Фотий приглашал Мефодия посетить Константинополь, чтобы увидеться и побеседовать о церковных делах в его диоцезе. Слова «в твоем диоцезе» были написаны более крупными буквами, и архиепископ терялся в догадках: умышленно ли выделены они или писец плохо почистил перо? Как бы то ни было, Мефодий знал: с Фотием следует вести себя осторожно, без ненужной откровенности. Сама жизнь Мефодия достаточно определенно свидетельствовала о том, кому он служит. Если Фотий умен, то поймет значение почти трехлетнего заточения в Швабии. Да и теперешняя борьба не намного безопаснее для Мефодия и его последователей. Бурное время и испытания так закалили их, что они готовы ко всему. Совесть Мефодия чиста, и он никого не боится. «Лиса империи» умеет хитрить и властвовать, но разве Фотий мог бы выдержать столько мучений на позорном столбе, как он, пока черная ряса не истлела от солнца и дождя. А Мефодий выдержал еще и бичевание кнутом, которому подвергли его слуги Германрика.

Фотий должен ноги ему целовать – ноги, которые во имя славянства прошли столькими дорогами, сколькими сам сын божий не прошел... Мефодий туго свернул пергамент и, открыв крышку посоха из слоновой кости, всунул его внутрь. Это была старая привычка, сохранившаяся с молодых, «княжеских» лет.

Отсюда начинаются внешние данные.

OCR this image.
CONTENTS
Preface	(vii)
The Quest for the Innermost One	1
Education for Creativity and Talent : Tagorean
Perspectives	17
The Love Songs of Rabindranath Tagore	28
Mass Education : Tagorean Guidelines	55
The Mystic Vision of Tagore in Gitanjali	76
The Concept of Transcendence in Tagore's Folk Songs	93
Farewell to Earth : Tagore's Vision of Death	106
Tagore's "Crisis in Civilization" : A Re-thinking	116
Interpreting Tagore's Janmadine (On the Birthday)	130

Вскоре пришло сообщение от болгарского князя, и миссия стала собираться в путь. Боритаркан Белграда Радислав распорядился перенести их багаж в свою расписную ладью с белоснежными парусами. Решение Радислава вместе с супругой сопровождать миссию было приятной неожиданностью для Мефодия и говорило о том, что князь болгар придает большое значение встрече с ним. Эту весть принес Наум, который был связным между архиепископом и Радиславом. После разговора с людьми Бориса-Михаила Наум загрустил, и это не ускользнуло от Мефодия. Он подумал, что Наума чем-то обидели, ведь это меж людьми так легко делается. Но вскоре все разъяснилось: Наум узнал, что нет в живых его отца, кавхана Онегавона. Его мучила мысль, что он столько лет ходил по моравской земле, в которой покоилось тело отца, и не подозревал об этом. Он, конечно, не нашел бы могилы и не воскресил бы отца, но мог бы помолиться за его душу, улетевшую в небесные края. Онегавон не был крещен, но сердцем был привязан к новой вере.

Торжественная встреча началась на берегу Дуная. Как только нарядная ладья причалила, священники из Доростола высоко подняли икону богоматери и пошли навстречу дорогим гостям. Вместе с архиепископом Иосифом шел весь клир, звучали молитвы и песнопения, которые впервые слышала древняя река. За толпой виднелись расписные повозки. В первую сели оба архиепископа, в следующие – остальные гости и встречающие. И так ехали до Плиски. Приезд в столицу был намечен на воскресное утро, до наступления жары. Знать собралась перед княжеским дворцом. Появление Мефодия, его длинная белая борода, прихрамывающая походка, большие ясные глаза – все это произвело неизгладимое впечатление.

Почтительно склонив голову, князь Борис-Михаил прикоснулся губами к большой старческой руке. Мефодий перекрестил князя, поднял крест и благословил собравшихся. Ему предстояли важные беседы и проповеди в новой базилике.